— Я не стал другим, Вика. — Он отошел к раковине и принялся мыть кисти в мыльной воде. — Даже больше, — сказал он, с виноватой улыбкой поглядывая на Викторию и в то же время думая о внезапности простого, сейчас осознанного им ощущения: «Неужели вот это сидит в кресле моя дочь, неужели в ней часть Марии и часть меня, наша сущность, наша единственная надежда, наше продолжение в мире? Что же я должен сделать для нее, чтобы она поняла, что они — Мария и она — мне дороже всего, что жить я без них не смог бы…» Даже больше, Вика. Ты так и скажи маме: он любит нас сильнее, чем раньше. Но я должен побыть немного здесь, в мастерской, поработать, подумать. И вы немного отдохните от меня. Вы должны немного отдохнуть от меня, — повторил он. — Так надо.
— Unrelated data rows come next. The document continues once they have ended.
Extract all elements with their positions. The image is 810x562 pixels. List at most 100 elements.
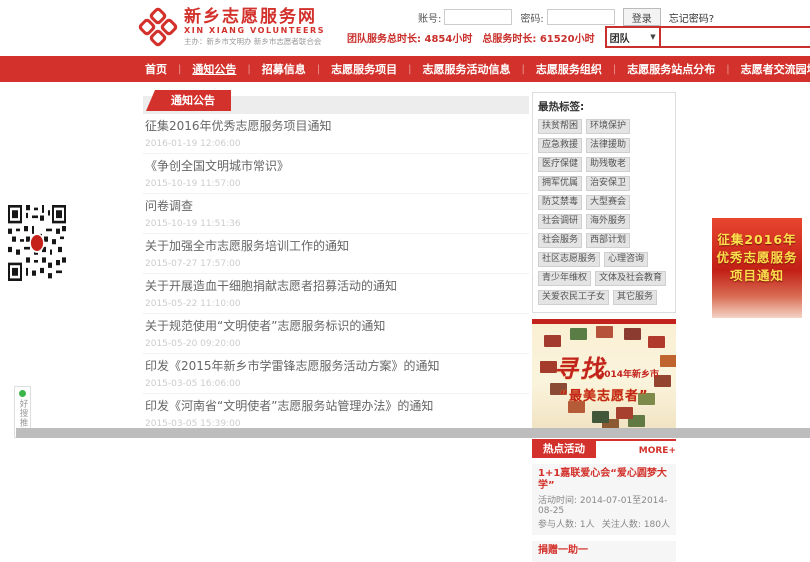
team-hours-stat: 团队服务总时长: 4854小时 [347,30,472,45]
notice-list: 征集2016年优秀志愿服务项目通知 2016-01-19 12:06:00 《争… [143,114,529,434]
search-category-select[interactable]: 团队 ▼ [605,26,661,48]
tag-chip[interactable]: 防艾禁毒 [538,195,582,210]
tag-chip[interactable]: 文体及社会教育 [595,271,666,286]
knot-logo-icon [138,7,178,47]
banner-year-text: 2014年新乡市 [598,367,659,380]
notice-list-item: 印发《2015年新乡市学雷锋志愿服务活动方案》的通知 2015-03-05 16… [143,354,529,394]
notice-date: 2015-10-19 11:51:36 [145,220,527,229]
nav-separator: | [522,64,525,75]
notice-list-item: 征集2016年优秀志愿服务项目通知 2016-01-19 12:06:00 [143,114,529,154]
login-bar: 账号: 密码: 登录 忘记密码? [418,8,714,26]
horizontal-scrollbar[interactable] [16,428,810,438]
volunteer-banner-image[interactable]: 寻找 2014年新乡市 “最美志愿者” [532,319,676,431]
nav-item-home[interactable]: 首页 [145,61,167,77]
more-link[interactable]: MORE+ [639,446,676,456]
promo-banner[interactable]: 征集2016年 优秀志愿服务 项目通知 [712,218,802,318]
nav-item-stations[interactable]: 志愿服务站点分布 [627,61,715,77]
tag-chip[interactable]: 西部计划 [586,233,630,248]
activity-title[interactable]: 1+1嘉联爱心会“爱心圆梦大学” [538,468,670,492]
nav-item-forum[interactable]: 志愿者交流园地 [741,61,810,77]
nav-item-recruit[interactable]: 招募信息 [262,61,306,77]
banner-main-text: “最美志愿者” [532,385,676,404]
activity-card: 捐赠一助一 [532,541,676,562]
hot-activities-title[interactable]: 热点活动 [532,441,596,458]
tag-chip[interactable]: 法律援助 [586,138,630,153]
hot-activities-section: 热点活动 MORE+ 1+1嘉联爱心会“爱心圆梦大学” 活动时间: 2014-0… [532,439,676,562]
activity-title[interactable]: 捐赠一助一 [538,545,670,557]
tag-chip[interactable]: 社会服务 [538,233,582,248]
tag-chip[interactable]: 环境保护 [586,119,630,134]
tag-chip[interactable]: 青少年维权 [538,271,591,286]
nav-separator: | [613,64,616,75]
site-logo[interactable]: 新乡志愿服务网 XIN XIANG VOLUNTEERS 主办：新乡市文明办 新… [138,7,325,47]
hot-tags-title: 最热标签: [538,99,670,114]
notice-list-item: 关于规范使用“文明使者”志愿服务标识的通知 2015-05-20 09:20:0… [143,314,529,354]
notice-title[interactable]: 关于加强全市志愿服务培训工作的通知 [145,240,527,253]
notice-title[interactable]: 印发《河南省“文明使者”志愿服务站管理办法》的通知 [145,400,527,413]
notice-date: 2015-05-22 11:10:00 [145,300,527,309]
notice-date: 2015-07-27 17:57:00 [145,260,527,269]
tag-chip[interactable]: 医疗保健 [538,157,582,172]
section-header-strip: 通知公告 [143,96,529,114]
notice-section: 通知公告 征集2016年优秀志愿服务项目通知 2016-01-19 12:06:… [143,96,529,434]
tag-chip[interactable]: 扶贫帮困 [538,119,582,134]
activity-card: 1+1嘉联爱心会“爱心圆梦大学” 活动时间: 2014-07-01至2014-0… [532,464,676,535]
tag-chip[interactable]: 关爱农民工子女 [538,290,609,305]
notice-title[interactable]: 《争创全国文明城市常识》 [145,160,527,173]
hot-tags-box: 最热标签: 扶贫帮困 环境保护 应急救援 法律援助 医疗保健 助残敬老 拥军优属… [532,92,676,313]
tag-chip[interactable]: 助残敬老 [586,157,630,172]
activity-time: 活动时间: 2014-07-01至2014-08-25 [538,496,670,516]
notice-title[interactable]: 关于规范使用“文明使者”志愿服务标识的通知 [145,320,527,333]
notice-list-item: 关于加强全市志愿服务培训工作的通知 2015-07-27 17:57:00 [143,234,529,274]
tag-chip[interactable]: 其它服务 [613,290,657,305]
nav-item-notices[interactable]: 通知公告 [192,61,236,77]
notice-title[interactable]: 印发《2015年新乡市学雷锋志愿服务活动方案》的通知 [145,360,527,373]
nav-item-activities[interactable]: 志愿服务活动信息 [423,61,511,77]
sidebar: 最热标签: 扶贫帮困 环境保护 应急救援 法律援助 医疗保健 助残敬老 拥军优属… [532,92,676,562]
site-header: 新乡志愿服务网 XIN XIANG VOLUNTEERS 主办：新乡市文明办 新… [0,0,810,56]
nav-separator: | [178,64,181,75]
qr-code [8,205,66,281]
account-label: 账号: [418,10,441,25]
green-dot-icon [19,390,26,397]
promo-line: 项目通知 [712,267,802,285]
site-organizer: 主办：新乡市文明办 新乡市志愿者联合会 [184,37,325,47]
login-button[interactable]: 登录 [623,8,661,26]
nav-item-projects[interactable]: 志愿服务项目 [331,61,397,77]
notice-date: 2015-03-05 16:06:00 [145,380,527,389]
tag-chip[interactable]: 社区志愿服务 [538,252,600,267]
password-input[interactable] [547,9,615,25]
caret-down-icon: ▼ [650,33,655,41]
tag-chip[interactable]: 大型赛会 [586,195,630,210]
notice-list-item: 关于开展造血干细胞捐献志愿者招募活动的通知 2015-05-22 11:10:0… [143,274,529,314]
nav-separator: | [247,64,250,75]
hot-tags-list: 扶贫帮困 环境保护 应急救援 法律援助 医疗保健 助残敬老 拥军优属 治安保卫 … [538,119,670,305]
nav-separator: | [317,64,320,75]
nav-item-organizations[interactable]: 志愿服务组织 [536,61,602,77]
activity-stats: 参与人数: 1人 关注人数: 180人 [538,520,670,530]
notice-title[interactable]: 征集2016年优秀志愿服务项目通知 [145,120,527,133]
account-input[interactable] [444,9,512,25]
followers-count: 180人 [644,520,670,530]
tag-chip[interactable]: 心理咨询 [604,252,648,267]
nav-separator: | [408,64,411,75]
notice-list-item: 问卷调查 2015-10-19 11:51:36 [143,194,529,234]
total-hours-stat: 总服务时长: 61520小时 [482,30,594,45]
password-label: 密码: [520,10,543,25]
tag-chip[interactable]: 拥军优属 [538,176,582,191]
total-hours-value: 61520小时 [540,34,595,45]
nav-separator: | [726,64,729,75]
notice-title[interactable]: 问卷调查 [145,200,527,213]
forgot-password-link[interactable]: 忘记密码? [669,10,714,25]
tag-chip[interactable]: 治安保卫 [586,176,630,191]
tag-chip[interactable]: 海外服务 [586,214,630,229]
tag-chip[interactable]: 应急救援 [538,138,582,153]
site-title: 新乡志愿服务网 [184,8,325,26]
notice-date: 2016-01-19 12:06:00 [145,140,527,149]
search-input[interactable] [661,26,810,48]
notice-date: 2015-05-20 09:20:00 [145,340,527,349]
tag-chip[interactable]: 社会调研 [538,214,582,229]
notice-title[interactable]: 关于开展造血干细胞捐献志愿者招募活动的通知 [145,280,527,293]
section-title-ribbon: 通知公告 [155,90,231,111]
search-category-value: 团队 [610,30,630,45]
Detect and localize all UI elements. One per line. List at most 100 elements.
— Скажи, па, откровенно: в последнее время между тобой и мамой ничего не произошло?
«Произошло разве?» — подумал он, чувствуя в своем состоянии равные и правду и ложь, потому что ничего не произошло, нарушившего их прежнюю жизнь, и вместе с тем произошло нечто неудобное для обоих, некоторое время назад незаметно создавшееся, что трудно стало преодолевать, когда они оставались вдвоем, и, уезжая из дома, запершись в мастерской, он убеждал себя, что и это надо тоже пережить в работе и одиночестве.
— Все в порядке, дочь, между мной и мамой никаких страшных событий не произошло, — сказал почти шутливо Васильев. — Может быть, мы чуть-чуть устали оба.
— Мама стала ужасно много курить. Она даже похудела.
— И ты тоже куришь, дочь. Надо ли?
Она не ответила.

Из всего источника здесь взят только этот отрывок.